Owing to Metro Manila’s population and vehicle density, speeds on EDSA, the Philippines’ busiest highway, have slowed to 10 kilometers per hour, according to one transport expert’s estimate.

As a result, the so-called “carmageddon” encouraged nearly eight out of ten Metro Manila residents to leave their cars at home, based on results of Uber’s internal survey conducted this year.

“People just want to get around conveniently and it starts with people who don’t want to drive,” said Mr. Cua, who uses Uber to go to the office, spending three hours a day checking e-mails in the backseat, a leap in productivity from those days when he was behind the wheel.

“After people used [Uber], they stick and that’s very fortunate for us. This means that the product works and we want to keep that up. We want to keep them as regular users,” he told BusinessWorld.

Thanks to its popularity, the local unit of the ride-sharing platform already posted a profit on its first year. Drivers and partners say Uber takes a 25% cut on all fares, a figure the company refused to confirm or deny.

Moving more people in fewer cars
Not content with its initial success, Uber took its game up a notch, apparently setting its sights on another public utility vehicle category: the UV (utility van) Express.

Months after it launched in Manila, executives examined data generated by the trips taken by the 24,000 registered vehicles, more than 90% of which, according to Mr. Cua, fall under Uber X.

Based on these trips -- the number of which Uber says is confidential -- the company discovered that thousands of passengers exhibit common riding behaviors. Simply put, the data showed that Uber users who may not necessarily know each other depart regularly from the same location around the same time heading for the same direction every day.

It didn’t take long for the company to turn this insight into a product: Uber Pool, a real-time carpooling service accessible on the same app and now available in 44 of 400 cities where the company operates.

Effectively, Uber Pool -- which offers fares for as low as P20 per person -- puts more people into fewer cars, according to Mr. Cua.

“With Uber Pool, what used to be a ratio of one passenger to one car is now two to one, or three to one,” the Kellogg School of Management MBA degree holder said. “Pause for a second and think about how hard and technical that is. Of the millions of people in Metro Manila, Uber Pool is able to find you and another person heading to a destination in real time and then you share a ride together.”

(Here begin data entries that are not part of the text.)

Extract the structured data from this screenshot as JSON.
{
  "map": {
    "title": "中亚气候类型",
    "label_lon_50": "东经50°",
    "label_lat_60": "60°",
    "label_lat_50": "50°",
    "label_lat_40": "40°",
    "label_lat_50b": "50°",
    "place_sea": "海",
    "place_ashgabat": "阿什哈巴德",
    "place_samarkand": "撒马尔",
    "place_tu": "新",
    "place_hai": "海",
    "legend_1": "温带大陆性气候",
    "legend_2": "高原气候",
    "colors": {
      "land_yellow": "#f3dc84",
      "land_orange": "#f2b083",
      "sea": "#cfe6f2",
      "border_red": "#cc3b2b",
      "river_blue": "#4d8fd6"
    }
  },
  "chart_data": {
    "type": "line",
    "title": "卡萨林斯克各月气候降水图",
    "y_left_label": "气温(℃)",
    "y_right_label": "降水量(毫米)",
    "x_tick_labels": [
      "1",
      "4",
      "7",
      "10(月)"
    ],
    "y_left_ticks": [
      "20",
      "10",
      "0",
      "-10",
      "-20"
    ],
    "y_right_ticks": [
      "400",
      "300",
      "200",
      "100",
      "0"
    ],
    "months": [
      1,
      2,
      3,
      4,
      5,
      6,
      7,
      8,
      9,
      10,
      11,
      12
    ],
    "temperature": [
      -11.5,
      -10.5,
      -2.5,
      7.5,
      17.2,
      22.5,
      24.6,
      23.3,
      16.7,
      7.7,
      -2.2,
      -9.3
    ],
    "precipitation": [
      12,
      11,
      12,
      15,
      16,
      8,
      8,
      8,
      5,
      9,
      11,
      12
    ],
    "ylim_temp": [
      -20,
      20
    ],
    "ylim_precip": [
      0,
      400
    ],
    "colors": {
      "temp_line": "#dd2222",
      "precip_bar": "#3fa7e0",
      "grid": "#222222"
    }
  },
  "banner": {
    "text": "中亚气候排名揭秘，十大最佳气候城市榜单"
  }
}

First offered in June, Uber Pool had 121,000 users by September, with the company claiming the service allowed people to forgo traveling a combined 1.5 million kilometers and to save on 75,000 liters of fuel. “That would have been [otherwise traveled and consumed] by someone else taking the same route on a different car,” Mr. Cua said.

The technology and resources behind Uber Pool -- which has a lot of math, computing power, and scale big enough for drivers and riders to get a match -- has raised Mr. Cua’s hopes that Uber Philippines can make a dent on Metro Manila’s huge and hairy traffic mess.

“Wouldn’t it be just nice actually to solve traffic? I say that as if it’s not a business thing but honestly, part of it is not a business thing,” Mr. Cua said. “My dream is I want people to stop driving and start sharing [their rides] and by doing that, we make the roads more efficient.”

And need we add, make Uber more profitable along the way. -- With research support from Leo Jaymar G. Uy.

Mr. Basilio is the Opinion and Engagement Editor of BusinessWorld.